Die zahlen lügen nicht – sie erzählen nur die halbe geschichte
Lautaro Martinez trifft, Federico Dimarco flankt, Yann Sommer hält. Die Inter-Statistiken glänzen in jeder Excel-Tabelle. Aber Fußball spielt sich nicht in Tabellen, sondern in Köpfen. Und da regiert seit Sonntagabend nur einer: Modric. Kein Passwert, kein Zweikampfprozent, keine Expected Goals. Nur pure Magie. Dreimal Dribbling, zweimal die Kugel durchs Auge des Nadelöhrs geschoben, einmal der Ball an die Latte gerollt wie ein Liebesbrief, den man nicht verschicken will.
Stefano Pioli stand an der Seitenlinie, die Hände in den Taschen, und wusste: Das ist kein Spieler, das ist ein Versprechen. Ein Versprechen darauf, dass Milan nicht nur derzeit zweiter ist, sondern bald wieder erster sein kann. Denn mit Modric ist nicht nur ein Mittelfeldzentrum gesichert, sondern eine Mentalität.

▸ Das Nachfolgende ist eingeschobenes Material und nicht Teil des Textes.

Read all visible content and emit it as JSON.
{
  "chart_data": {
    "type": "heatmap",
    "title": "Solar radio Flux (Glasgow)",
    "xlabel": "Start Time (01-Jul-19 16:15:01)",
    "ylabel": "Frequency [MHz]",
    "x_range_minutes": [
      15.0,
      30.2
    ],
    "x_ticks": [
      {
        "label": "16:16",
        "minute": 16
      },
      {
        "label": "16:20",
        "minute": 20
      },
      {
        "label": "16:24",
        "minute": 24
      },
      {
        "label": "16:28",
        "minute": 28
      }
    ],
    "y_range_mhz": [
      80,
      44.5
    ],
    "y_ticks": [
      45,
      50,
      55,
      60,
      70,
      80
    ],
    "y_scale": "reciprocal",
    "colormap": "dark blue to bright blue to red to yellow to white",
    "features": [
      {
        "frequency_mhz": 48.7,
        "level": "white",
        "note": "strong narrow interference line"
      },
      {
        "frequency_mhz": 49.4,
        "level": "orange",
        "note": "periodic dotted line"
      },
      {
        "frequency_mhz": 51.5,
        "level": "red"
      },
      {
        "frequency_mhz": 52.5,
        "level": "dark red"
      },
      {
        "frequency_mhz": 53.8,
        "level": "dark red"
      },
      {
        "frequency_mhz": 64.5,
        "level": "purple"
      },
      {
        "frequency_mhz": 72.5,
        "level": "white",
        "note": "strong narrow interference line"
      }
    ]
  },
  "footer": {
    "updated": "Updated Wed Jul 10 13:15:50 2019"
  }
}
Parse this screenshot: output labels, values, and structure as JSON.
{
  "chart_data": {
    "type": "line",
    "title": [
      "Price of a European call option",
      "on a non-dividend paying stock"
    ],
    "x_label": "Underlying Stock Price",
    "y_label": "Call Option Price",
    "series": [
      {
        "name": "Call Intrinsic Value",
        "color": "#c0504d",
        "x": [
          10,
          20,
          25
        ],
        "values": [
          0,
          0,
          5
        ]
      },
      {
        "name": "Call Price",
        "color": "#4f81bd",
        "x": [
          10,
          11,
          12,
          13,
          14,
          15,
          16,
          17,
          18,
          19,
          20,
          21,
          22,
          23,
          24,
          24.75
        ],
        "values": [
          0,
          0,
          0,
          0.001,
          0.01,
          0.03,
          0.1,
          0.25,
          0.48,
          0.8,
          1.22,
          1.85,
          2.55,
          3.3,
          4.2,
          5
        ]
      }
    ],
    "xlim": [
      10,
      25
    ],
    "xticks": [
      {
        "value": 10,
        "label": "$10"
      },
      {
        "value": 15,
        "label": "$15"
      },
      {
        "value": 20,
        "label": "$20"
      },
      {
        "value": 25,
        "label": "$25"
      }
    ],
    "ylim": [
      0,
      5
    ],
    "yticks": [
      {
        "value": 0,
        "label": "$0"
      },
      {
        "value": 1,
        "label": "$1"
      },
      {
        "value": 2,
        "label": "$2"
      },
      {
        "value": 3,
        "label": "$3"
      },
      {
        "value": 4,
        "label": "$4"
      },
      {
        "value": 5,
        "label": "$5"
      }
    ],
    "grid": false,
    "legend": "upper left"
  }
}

Die Art von Mentalität, die in der Champions League Tore in der Nachspielzeit erzwingt, die junge Mittelfeldspieler zur Schnitzeljagd schickt und alte Abwehrreihen zum Tanzen bringt.

Allegri hat seinen general für die königsklasse
Massimiliano Allegri wird diese Woche kein Training leiten, sondern ein Schachbrett aufstellen. Und der König steht bereits: Turin, London, Madrid – egal. Modric hat gezeigt, dass er nicht müde wird, sondern nur besser. Seine Pressingresistenz ist keine Frage der Beine, sondern des Gehirns. Er weiß, wo der Ball in zwei Sekunden ist, nicht wo er gerade ist. Das ist kein Alter, das ist ein Upgrade.
Die Inter-Fans werden noch Wochen brauchen, um dieses Bild zu verarbeiten: Ihre Mannschaft führt die Tabelle an, aber sie fühlen sich trotzdem klein. Denn sie haben gesehen, was Größe wirklich bedeutet. Nicht 14 Tore, nicht 15 Vorlagen, sondern einen Mann, der mit 41 Jahren noch immer den Ball trägt wie andere einen Kaffeebecher: entspannt, selbstverständlich, unzerbrechlich.
Und während in Mailan die Sonne untergeht, steigt in Madrid schon die nächste. Champions League, Anstoß 21 Uhr. Modric wird wieder laufen. Nicht rennen. Laufen. Mit diesem Gang, der sagt: Ich war schon immer hier, ihr kommt gerade erst an.